Friday, April 13, 2007

Saga of the Prom Dress - Chapter Two

This project was a labor of love. I love my daughter and I love to sew. I was so excited to make her prom dress. Even though the design was simple, this was the most labor-intensive project I’ve ever done. I used every tool at my disposal including my seldom-used walking foot, which I used to sew the underling to the fashion fabric. I used Bridal Couture by Susan Khalje and Claire Schaeffer’s books as references to augment the directions and include couture techniques. I did lots of basting in making this dress and it really did help. I usually pin baste, but I’m learning to love hand basting. Well, maybe I don't LOVE hand basting, but I certainly see it's advantages. Susan Khalje’s “Sew Much More” influence, I guess. I even basted the lining pieces together! Basting really helped control the slippery lining fabric.
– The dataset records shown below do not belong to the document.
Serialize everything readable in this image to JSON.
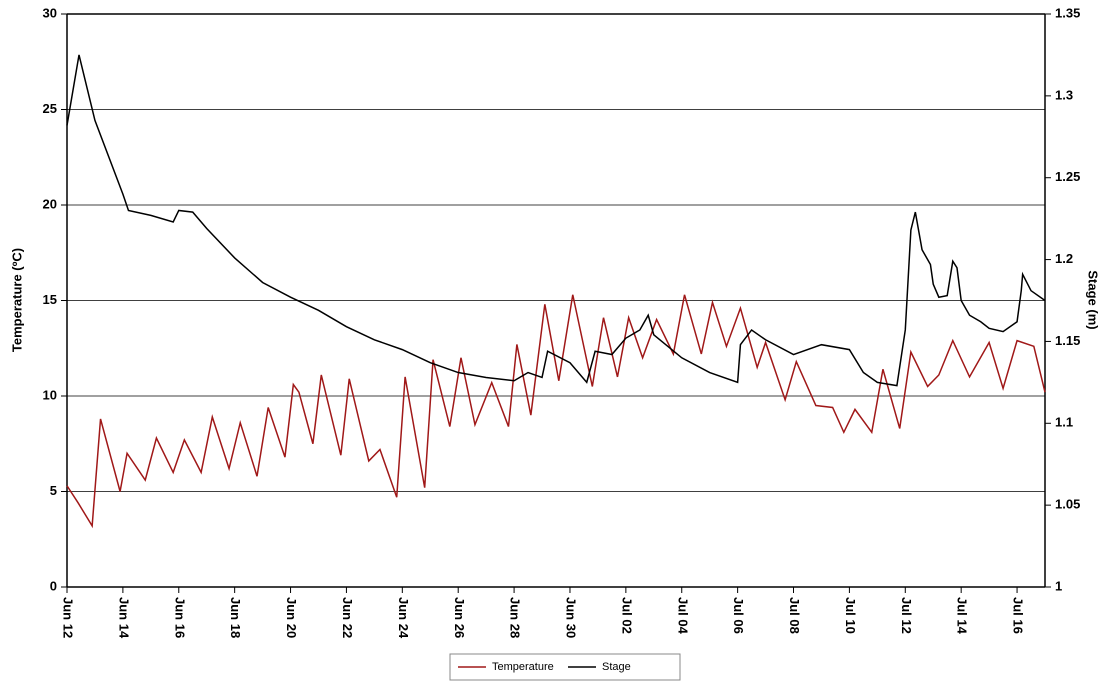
{
  "chart_data": {
    "type": "line",
    "y_label": "Temperature (ºC)",
    "y2_label": "Stage (m)",
    "xlim": [
      0,
      35
    ],
    "xticks": [
      {
        "value": 0,
        "label": "Jun 12"
      },
      {
        "value": 2,
        "label": "Jun 14"
      },
      {
        "value": 4,
        "label": "Jun 16"
      },
      {
        "value": 6,
        "label": "Jun 18"
      },
      {
        "value": 8,
        "label": "Jun 20"
      },
      {
        "value": 10,
        "label": "Jun 22"
      },
      {
        "value": 12,
        "label": "Jun 24"
      },
      {
        "value": 14,
        "label": "Jun 26"
      },
      {
        "value": 16,
        "label": "Jun 28"
      },
      {
        "value": 18,
        "label": "Jun 30"
      },
      {
        "value": 20,
        "label": "Jul 02"
      },
      {
        "value": 22,
        "label": "Jul 04"
      },
      {
        "value": 24,
        "label": "Jul 06"
      },
      {
        "value": 26,
        "label": "Jul 08"
      },
      {
        "value": 28,
        "label": "Jul 10"
      },
      {
        "value": 30,
        "label": "Jul 12"
      },
      {
        "value": 32,
        "label": "Jul 14"
      },
      {
        "value": 34,
        "label": "Jul 16"
      }
    ],
    "ylim": [
      0,
      30
    ],
    "yticks": [
      0,
      5,
      10,
      15,
      20,
      25,
      30
    ],
    "y2lim": [
      1,
      1.35
    ],
    "y2ticks": [
      1,
      1.05,
      1.1,
      1.15,
      1.2,
      1.25,
      1.3,
      1.35
    ],
    "grid": true,
    "legend": "bottom",
    "series": [
      {
        "name": "Temperature",
        "color": "#a01818",
        "x": [
          0,
          0.4,
          0.9,
          1.2,
          1.9,
          2.15,
          2.8,
          3.2,
          3.8,
          4.2,
          4.8,
          5.2,
          5.8,
          6.2,
          6.8,
          7.2,
          7.8,
          8.1,
          8.3,
          8.8,
          9.1,
          9.8,
          10.1,
          10.8,
          11.2,
          11.8,
          12.1,
          12.8,
          13.1,
          13.7,
          14.1,
          14.6,
          15.2,
          15.8,
          16.1,
          16.6,
          17.1,
          17.6,
          18.1,
          18.8,
          19.2,
          19.7,
          20.1,
          20.6,
          21.1,
          21.7,
          22.1,
          22.7,
          23.1,
          23.6,
          24.1,
          24.7,
          25.0,
          25.7,
          26.1,
          26.8,
          27.4,
          27.8,
          28.2,
          28.8,
          29.2,
          29.8,
          30.2,
          30.8,
          31.2,
          31.7,
          32.3,
          33.0,
          33.5,
          34.0,
          34.6,
          35.0
        ],
        "values": [
          5.3,
          4.4,
          3.2,
          8.8,
          5.0,
          7.0,
          5.6,
          7.8,
          6.0,
          7.7,
          6.0,
          8.9,
          6.2,
          8.6,
          5.8,
          9.4,
          6.8,
          10.6,
          10.2,
          7.5,
          11.1,
          6.9,
          10.9,
          6.6,
          7.2,
          4.7,
          11.0,
          5.2,
          11.9,
          8.4,
          12.0,
          8.5,
          10.7,
          8.4,
          12.7,
          9.0,
          14.8,
          10.8,
          15.3,
          10.5,
          14.1,
          11.0,
          14.1,
          12.0,
          14.0,
          12.2,
          15.3,
          12.2,
          14.9,
          12.6,
          14.6,
          11.5,
          12.8,
          9.8,
          11.8,
          9.5,
          9.4,
          8.1,
          9.3,
          8.1,
          11.4,
          8.3,
          12.3,
          10.5,
          11.1,
          12.9,
          11.0,
          12.8,
          10.4,
          12.9,
          12.6,
          10.2
        ]
      },
      {
        "name": "Stage",
        "color": "#000000",
        "axis": "y2",
        "x": [
          0,
          0.43,
          1,
          2,
          2.2,
          3,
          3.8,
          4,
          4.5,
          5,
          6,
          7,
          8,
          9,
          10,
          11,
          12,
          13,
          14,
          15,
          16,
          16.5,
          17,
          17.2,
          18,
          18.6,
          18.9,
          19.5,
          20,
          20.5,
          20.8,
          21,
          22,
          23,
          24,
          24.1,
          24.5,
          25,
          26,
          27,
          28,
          28.5,
          29,
          29.7,
          30.0,
          30.2,
          30.36,
          30.6,
          30.9,
          31.0,
          31.2,
          31.5,
          31.7,
          31.85,
          32.0,
          32.3,
          32.7,
          33.0,
          33.5,
          34.0,
          34.15,
          34.2,
          34.5,
          35
        ],
        "values": [
          1.282,
          1.325,
          1.285,
          1.24,
          1.23,
          1.227,
          1.223,
          1.23,
          1.229,
          1.219,
          1.201,
          1.186,
          1.177,
          1.169,
          1.159,
          1.151,
          1.145,
          1.137,
          1.131,
          1.128,
          1.126,
          1.131,
          1.128,
          1.144,
          1.137,
          1.125,
          1.144,
          1.142,
          1.152,
          1.157,
          1.166,
          1.154,
          1.14,
          1.131,
          1.125,
          1.148,
          1.157,
          1.151,
          1.142,
          1.148,
          1.145,
          1.131,
          1.125,
          1.123,
          1.157,
          1.218,
          1.229,
          1.206,
          1.197,
          1.185,
          1.177,
          1.178,
          1.199,
          1.195,
          1.175,
          1.166,
          1.162,
          1.158,
          1.156,
          1.162,
          1.181,
          1.191,
          1.181,
          1.175
        ]
      }
    ]
  }
}
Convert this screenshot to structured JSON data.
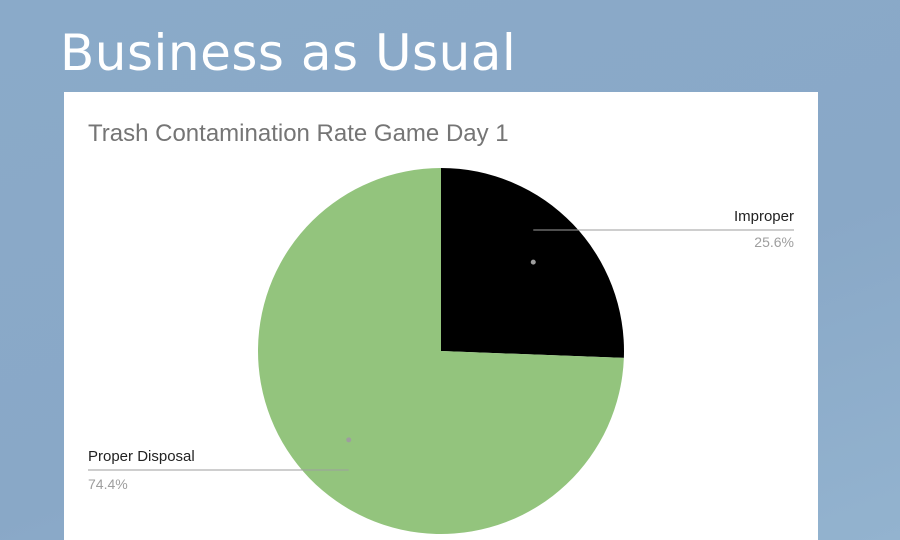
{
  "slide": {
    "title": "Business as Usual"
  },
  "chart_data": {
    "type": "pie",
    "title": "Trash Contamination Rate Game Day 1",
    "slices": [
      {
        "label": "Improper",
        "value": 25.6,
        "display": "25.6%",
        "color": "#000000"
      },
      {
        "label": "Proper Disposal",
        "value": 74.4,
        "display": "74.4%",
        "color": "#93c47d"
      }
    ],
    "start_angle_deg": 0,
    "direction": "clockwise",
    "legend": "none",
    "labels": "outside-with-leader-lines"
  }
}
I used many techniques to give the dress a “custom-made”, rather than a “home-made” look. The instructions did not call for underlining, but I included a broadcloth underlining to give the fabric a little more heft. According to Simplicity’s directions, the seam allowances were to serve as casing for the boning. To achieve a couture result, I used Rigilene boning and made casing from wide single fold bias tape that I pressed open, then pressed in half, and finally sewed into a tube.

I sewed the zippers in by hand using a handpicked stitch.

It’s not easy to find a tea length crinoline half-slip. So, to add fullness, I added a net ruffle between the lining and dress. I decided to pleat the net and not gather it. My daughter (who has a lean, athlete's build) is worried about looking fat. Pleats added less fullness than gathers. I placed the net at the bottom of the lining to keep the fullness away from her hips and waist.

I learned so much making this dress.
  1. Muslins are our friends. I could not have done this without one. I used to think they were a waste of time, but I certainly have changed my thinking about muslins.
  2. If I’m going to the trouble of making a muslin, I need to believe what I see. When DD tried on the muslin, it was big. I forgot how much ease is drafted into Big 4 patterns and ignored what I saw because her measurements matched the chart. I ended up having to make a second top because the first one was too big. (Good thing I always buy extra fabric.)
  3. Basting and hand sewing are also our friends. Hand sewn hems, hand-picked zippers, hand basting gave this dress a custom-made couture look.

Throughout my daughter’s life, I've looked forward to certain “Mommy Milestones”. One was getting my first “gift-made-from-macaroni” (in my case, a pencil cup). The most recent Mommy Milestone was making the dress for her first prom. It was an experience I will always remember.


  1. A beautiful dress and a beautiful daughter! Both labors of love. It's been great following your progress on this project. Kudos to you!

  2. The dress looks great! I bet you daughter was very excited to wear it and she looks great too!

  3. Wonderful! I used the Susan Khalje book, too when I made a wedding gown for a friend. I cam to all the same conclusions you did.
    Hand basting is relaxing. Muslins are helpful.
    Congratulations to you and your lovely daughter! She looks beautiful.